En 1964, alors qu'il étudiait à l'Institut d'État des relations internationales de Moscou (MGIMO), il fut muté pour travailler dans le pays avant d'obtenir son diplôme. Sa carrière diplomatique a débuté au bureau de traduction du ministère des Affaires étrangères, où il a traduit pour les dirigeants des ministères, les départements et au service des délégations.
M. Khoan a admis un jour que s’il comptait le temps qu’il a passé au ministère du Commerce à faire de la diplomatie économique, il serait diplomate pour le reste de sa vie. « J’ai grandi parce qu’on m’a confié des tâches difficiles et exigeantes », a-t-il écrit un jour.
Selon l’ancien ambassadeur du Vietnam auprès des pays du Moyen-Orient, Nguyen Quang Khai, M. Vu Khoan est un diplomate ayant apporté de nombreuses contributions à la recherche, à la théorie et à la pratique. Les grandes négociations du Vietnam telles que l'Accord de Paris, l'adhésion à l'ASEAN, l'OMC, le BTA... portent toutes la marque de M. Khoan. « Ce furent des négociations très difficiles, et M. Vu Khoan, avec son esprit ouvert, a contribué à gérer avec succès des questions complexes, aidant le Vietnam à s'intégrer profondément dans la communauté internationale », a reconnu M. Khai.
L'ancien ambassadeur a déclaré qu'en mai, avant d'être hospitalisé pour traitement, l'ancien vice-Premier ministre Vu Khoan l'avait appelé pour lui poser des questions sur la situation au Moyen-Orient afin de terminer un article. « Jusqu’à ses derniers jours, il était toujours passionné par l’actualité et les questions internationales. »
L'ambassadeur Vu Ho a déclaré que la profession diplomatique est unique et stimulante, mais que son père, l'ancien vice-Premier ministre Vu Khoan, a trouvé l'harmonie entre les niveaux des relations nationales, régionales et internationales. « Je pense que c'est là sa grande contribution, notamment dans un contexte international complexe et marqué par des conflits d'intérêts. Il a une vision large de la politique étrangère et se fixe toujours comme objectif principal d'apporter des bénéfices au pays », a déclaré l'ambassadeur Vu Ho à propos de son père.

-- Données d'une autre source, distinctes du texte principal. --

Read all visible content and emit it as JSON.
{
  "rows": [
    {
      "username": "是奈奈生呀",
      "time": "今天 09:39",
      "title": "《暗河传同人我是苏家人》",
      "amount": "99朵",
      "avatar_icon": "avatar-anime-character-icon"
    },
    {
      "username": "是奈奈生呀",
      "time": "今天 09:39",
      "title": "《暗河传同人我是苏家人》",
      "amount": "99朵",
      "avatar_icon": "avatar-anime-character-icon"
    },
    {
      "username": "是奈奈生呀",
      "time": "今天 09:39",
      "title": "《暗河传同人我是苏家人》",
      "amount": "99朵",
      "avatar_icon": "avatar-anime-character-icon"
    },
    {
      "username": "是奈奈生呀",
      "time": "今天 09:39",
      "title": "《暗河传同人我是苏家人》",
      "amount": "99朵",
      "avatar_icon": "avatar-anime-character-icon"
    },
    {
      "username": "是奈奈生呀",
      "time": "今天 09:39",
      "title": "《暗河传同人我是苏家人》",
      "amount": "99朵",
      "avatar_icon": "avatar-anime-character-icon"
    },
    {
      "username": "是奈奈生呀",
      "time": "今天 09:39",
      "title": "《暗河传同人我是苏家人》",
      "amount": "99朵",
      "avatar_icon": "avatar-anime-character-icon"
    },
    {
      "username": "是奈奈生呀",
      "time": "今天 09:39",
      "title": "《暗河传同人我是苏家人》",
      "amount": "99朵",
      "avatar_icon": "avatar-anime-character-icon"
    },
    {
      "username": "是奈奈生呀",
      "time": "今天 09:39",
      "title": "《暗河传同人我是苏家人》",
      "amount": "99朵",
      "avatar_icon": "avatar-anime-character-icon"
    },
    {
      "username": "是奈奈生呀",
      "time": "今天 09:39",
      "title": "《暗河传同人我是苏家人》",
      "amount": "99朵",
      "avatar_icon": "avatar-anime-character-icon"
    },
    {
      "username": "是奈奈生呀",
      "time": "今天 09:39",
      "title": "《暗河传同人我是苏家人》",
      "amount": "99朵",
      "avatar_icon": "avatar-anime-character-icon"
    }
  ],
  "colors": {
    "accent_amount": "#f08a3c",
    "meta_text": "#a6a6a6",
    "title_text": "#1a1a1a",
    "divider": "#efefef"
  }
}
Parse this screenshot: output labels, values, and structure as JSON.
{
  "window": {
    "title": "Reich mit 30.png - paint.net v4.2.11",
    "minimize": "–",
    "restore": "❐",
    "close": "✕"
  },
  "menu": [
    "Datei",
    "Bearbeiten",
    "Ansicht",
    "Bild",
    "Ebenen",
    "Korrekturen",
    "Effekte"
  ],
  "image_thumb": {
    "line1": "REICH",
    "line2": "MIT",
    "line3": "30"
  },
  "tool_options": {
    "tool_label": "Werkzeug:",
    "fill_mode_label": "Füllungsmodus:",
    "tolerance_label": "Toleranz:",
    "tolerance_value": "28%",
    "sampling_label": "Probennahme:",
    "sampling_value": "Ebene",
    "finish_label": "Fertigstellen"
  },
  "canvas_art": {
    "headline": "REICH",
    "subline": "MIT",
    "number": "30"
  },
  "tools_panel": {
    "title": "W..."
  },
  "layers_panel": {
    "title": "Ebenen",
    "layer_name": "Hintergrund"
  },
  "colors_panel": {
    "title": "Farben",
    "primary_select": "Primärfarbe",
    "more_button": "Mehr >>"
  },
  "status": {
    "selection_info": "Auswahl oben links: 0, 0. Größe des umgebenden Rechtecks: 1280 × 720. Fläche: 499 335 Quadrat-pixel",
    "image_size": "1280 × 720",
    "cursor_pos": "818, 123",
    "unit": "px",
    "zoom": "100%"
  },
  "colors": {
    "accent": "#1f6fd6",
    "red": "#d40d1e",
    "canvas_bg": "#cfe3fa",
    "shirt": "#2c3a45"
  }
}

Le vice-ministre permanent des Affaires étrangères Vu Khoan (à l'extrême droite) et le Premier ministre Vo Van Kiet (à gauche) lors d'une visite en Australie en mai 1993. Archives photographiques
Au cours de sa vie, M. Vu Khoan a toujours persévéré dans la création d’une culture de dialogue et de coopération, en instaurant la confiance entre les parties pour résoudre les désaccords et les conflits. Son talent diplomatique était non seulement évident lors des grandes négociations, mais aussi dans son style franc et humoristique lors des conférences de presse.

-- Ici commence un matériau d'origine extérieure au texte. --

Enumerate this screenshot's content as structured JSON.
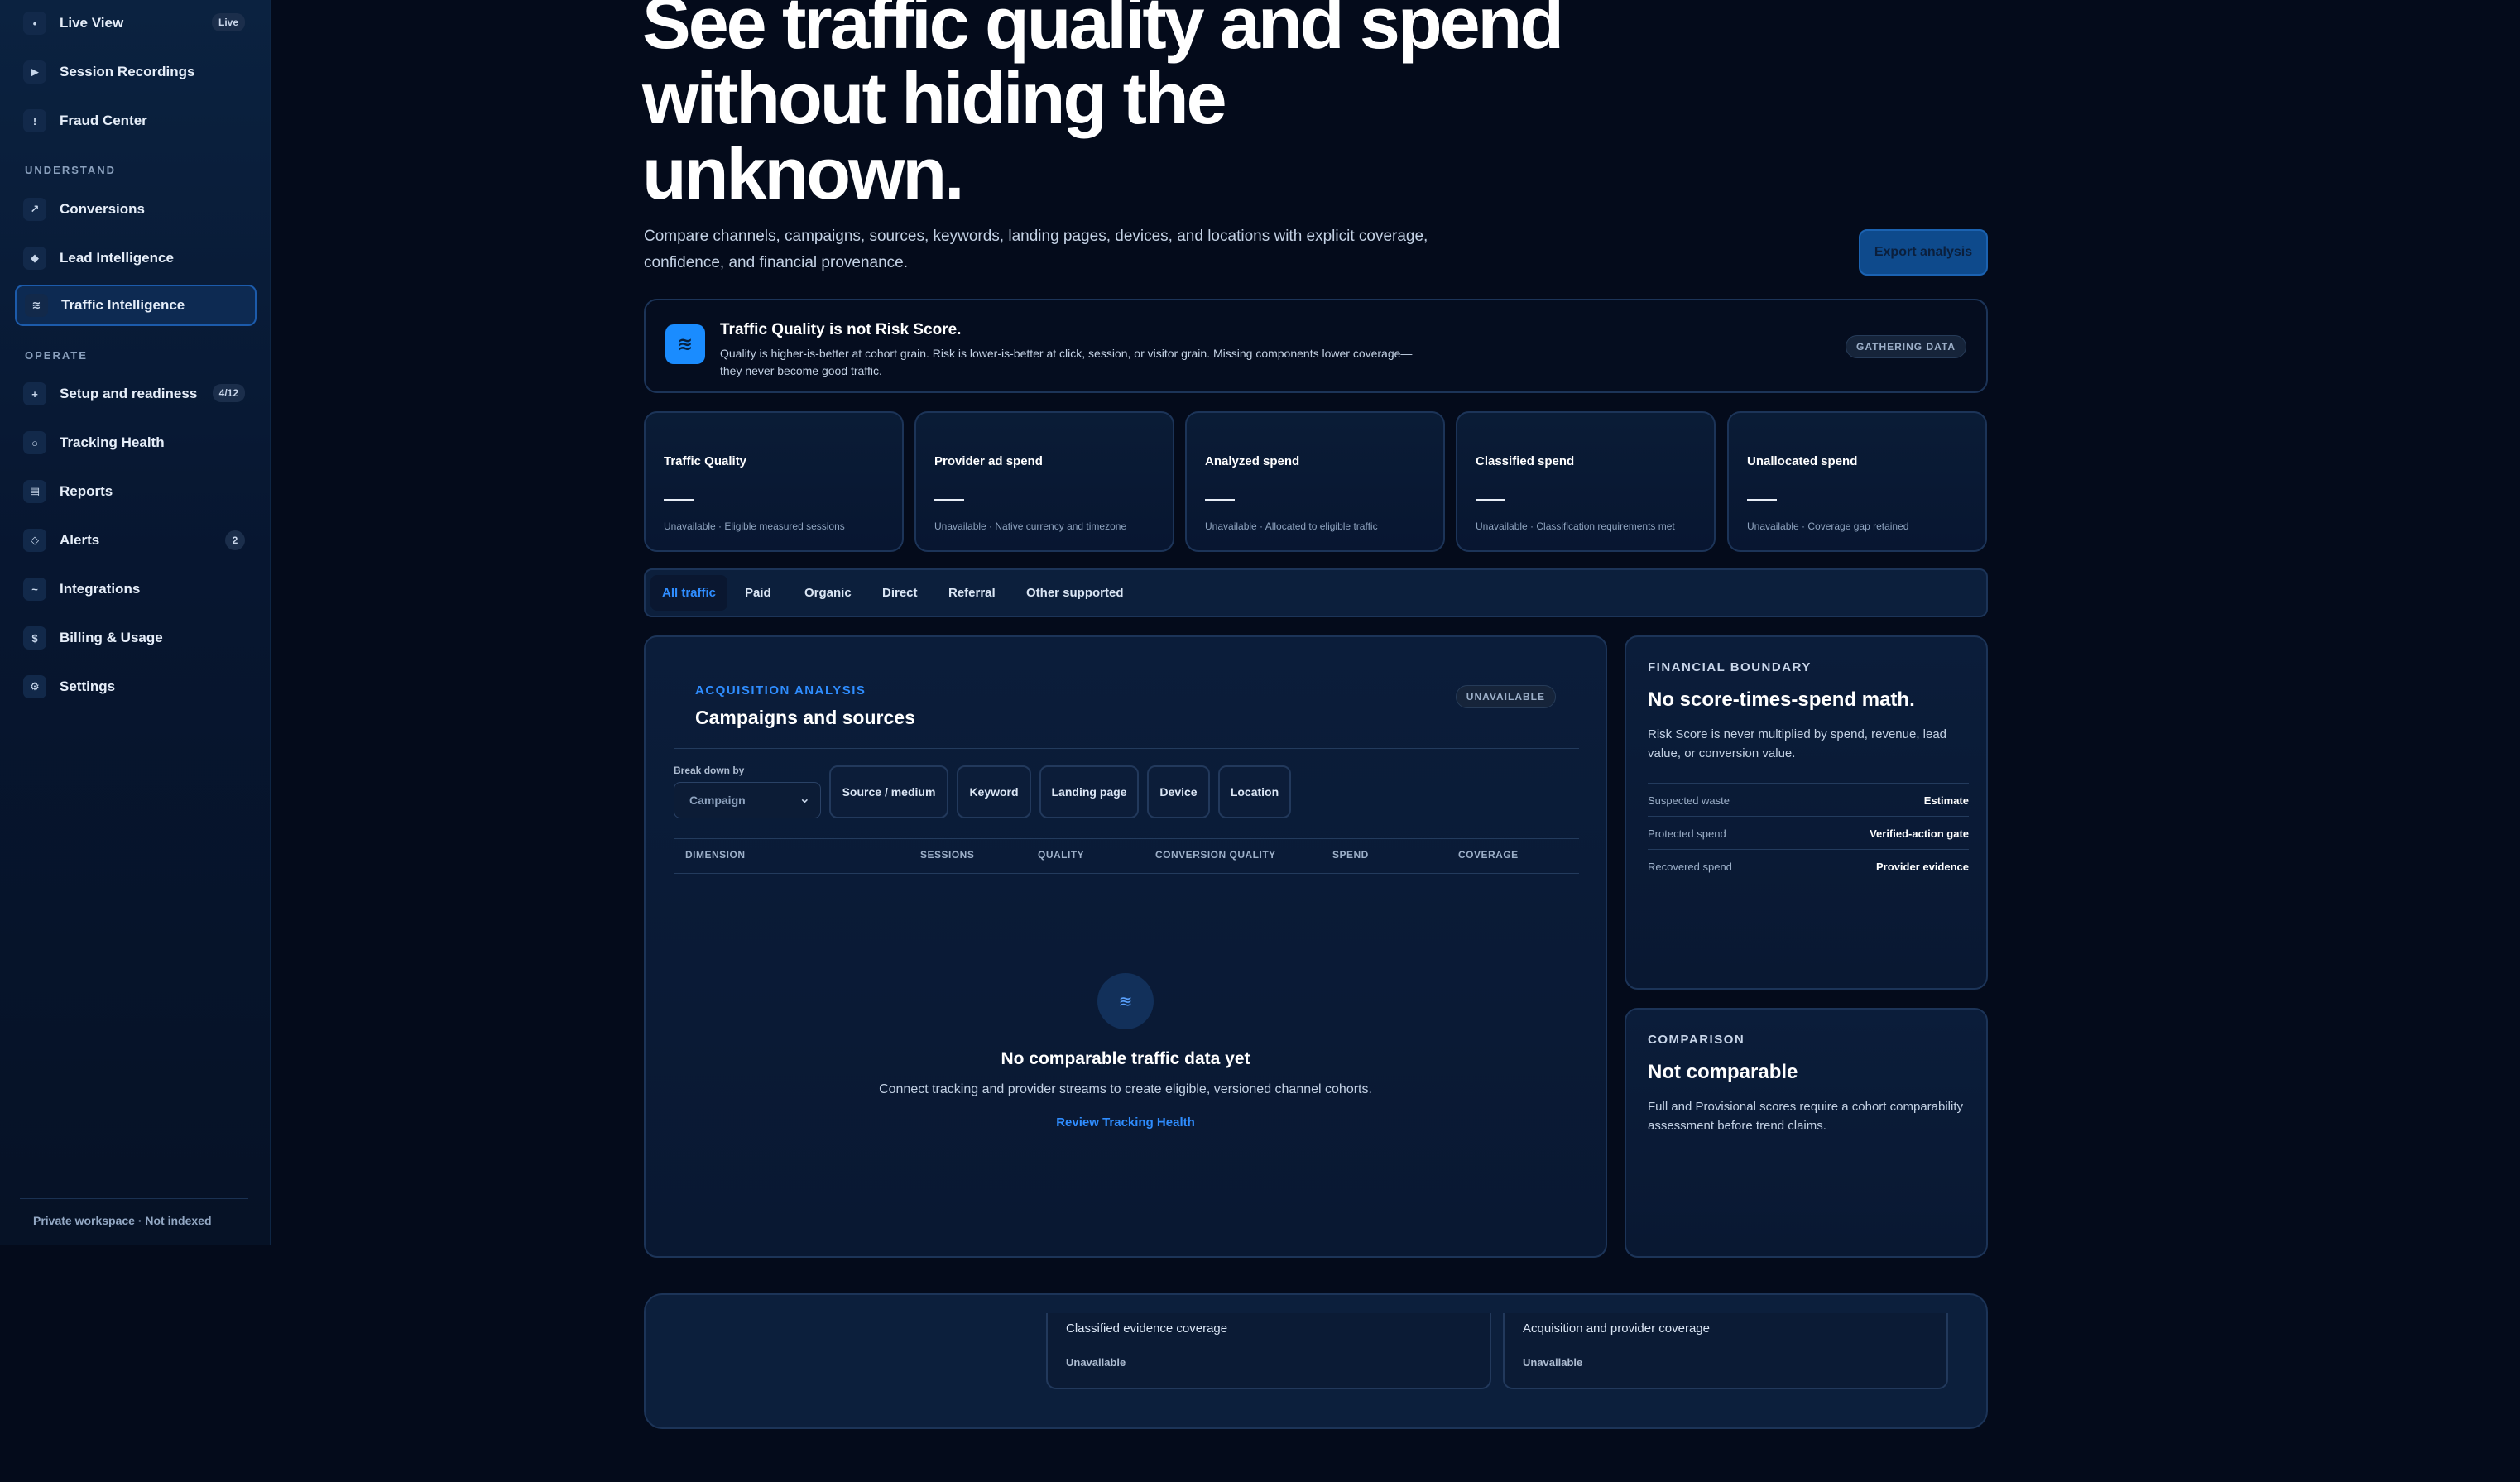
{
  "sidebar": {
    "items_top": [
      {
        "label": "Live View",
        "icon": "•",
        "badge": "Live"
      },
      {
        "label": "Session Recordings",
        "icon": "▶"
      },
      {
        "label": "Fraud Center",
        "icon": "!"
      }
    ],
    "section_understand": "UNDERSTAND",
    "items_understand": [
      {
        "label": "Conversions",
        "icon": "↗"
      },
      {
        "label": "Lead Intelligence",
        "icon": "◆"
      },
      {
        "label": "Traffic Intelligence",
        "icon": "≋"
      }
    ],
    "section_operate": "OPERATE",
    "items_operate": [
      {
        "label": "Setup and readiness",
        "icon": "+",
        "badge": "4/12"
      },
      {
        "label": "Tracking Health",
        "icon": "○"
      },
      {
        "label": "Reports",
        "icon": "▤"
      },
      {
        "label": "Alerts",
        "icon": "◇",
        "badge": "2"
      },
      {
        "label": "Integrations",
        "icon": "~"
      },
      {
        "label": "Billing & Usage",
        "icon": "$"
      },
      {
        "label": "Settings",
        "icon": "⚙"
      }
    ],
    "footer": "Private workspace · Not indexed"
  },
  "hero": {
    "title_line1": "See traffic quality and spend",
    "title_line2": "without hiding the",
    "title_line3": "unknown.",
    "subtitle_line1": "Compare channels, campaigns, sources, keywords, landing pages, devices, and locations with explicit coverage,",
    "subtitle_line2": "confidence, and financial provenance.",
    "export_label": "Export analysis"
  },
  "banner": {
    "icon": "≋",
    "title": "Traffic Quality is not Risk Score.",
    "text_line1": "Quality is higher-is-better at cohort grain. Risk is lower-is-better at click, session, or visitor grain. Missing components lower coverage—",
    "text_line2": "they never become good traffic.",
    "status": "GATHERING DATA"
  },
  "metrics": [
    {
      "title": "Traffic Quality",
      "foot": "Unavailable · Eligible measured sessions"
    },
    {
      "title": "Provider ad spend",
      "foot": "Unavailable · Native currency and timezone"
    },
    {
      "title": "Analyzed spend",
      "foot": "Unavailable · Allocated to eligible traffic"
    },
    {
      "title": "Classified spend",
      "foot": "Unavailable · Classification requirements met"
    },
    {
      "title": "Unallocated spend",
      "foot": "Unavailable · Coverage gap retained"
    }
  ],
  "tabs": [
    "All traffic",
    "Paid",
    "Organic",
    "Direct",
    "Referral",
    "Other supported"
  ],
  "analysis": {
    "eyebrow": "ACQUISITION ANALYSIS",
    "title": "Campaigns and sources",
    "status": "UNAVAILABLE",
    "breakdown_label": "Break down by",
    "breakdown_value": "Campaign",
    "segments": [
      "Source / medium",
      "Keyword",
      "Landing page",
      "Device",
      "Location"
    ],
    "columns": [
      "DIMENSION",
      "SESSIONS",
      "QUALITY",
      "CONVERSION QUALITY",
      "SPEND",
      "COVERAGE"
    ],
    "empty_icon": "≋",
    "empty_title": "No comparable traffic data yet",
    "empty_text": "Connect tracking and provider streams to create eligible, versioned channel cohorts.",
    "empty_link": "Review Tracking Health"
  },
  "financial": {
    "eyebrow": "FINANCIAL BOUNDARY",
    "title": "No score-times-spend math.",
    "text_line1": "Risk Score is never multiplied by spend, revenue, lead",
    "text_line2": "value, or conversion value.",
    "rows": [
      {
        "k": "Suspected waste",
        "v": "Estimate"
      },
      {
        "k": "Protected spend",
        "v": "Verified-action gate"
      },
      {
        "k": "Recovered spend",
        "v": "Provider evidence"
      }
    ]
  },
  "comparison": {
    "eyebrow": "COMPARISON",
    "title": "Not comparable",
    "text_line1": "Full and Provisional scores require a cohort comparability",
    "text_line2": "assessment before trend claims."
  },
  "coverage": [
    {
      "title": "Classified evidence coverage",
      "value": "Unavailable"
    },
    {
      "title": "Acquisition and provider coverage",
      "value": "Unavailable"
    }
  ],
  "colors": {
    "accent": "#2f8dff",
    "background": "#040b1b",
    "panel": "#0b1d3a"
  }
}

Dans son livre Some Diplomatic Tricks , il raconte que lors d’une réunion avec de nombreux invités étrangers, un journaliste a demandé pourquoi le Vietnam continuait à entretenir des entreprises déficitaires ? M. Khoan a répondu que « nous suivons de près la manière dont l'affaire Enron Corporation aux États-Unis sera traitée pour tirer les leçons de l'expérience » (à cette époque, un scandale lié aux pertes de cette entreprise publique géante aux États-Unis éclatait).
Une autre fois, un journaliste lui a demandé comment il évaluait le travail des reporters étrangers au Vietnam. Il a répondu : « Dans ce monde, il y a deux types de personnes qui se contentent de louer ou qui se taisent : les épouses et les reporters. » « Je choisis généralement la deuxième option ».
Un jour, lorsqu'un journaliste étranger l'interrogea de manière provocatrice sur les droits de l'homme et la démocratie au Vietnam, M. Khoan répondit : « Toutes les nations du monde boivent de l'alcool. C'est une valeur commune. Mais les Américains boivent souvent du gin, les Britanniques aiment le whisky, les Français boivent du vin à longueur de journée, les Japonais boivent souvent du saké, les Russes n'aiment que la vodka, les Chinois considèrent le Maotai comme le vin national, mais nous, Vietnamiens, apprécions ce qu'on appelle la liqueur nationale. La question des droits de l'homme et de la démocratie est la même. »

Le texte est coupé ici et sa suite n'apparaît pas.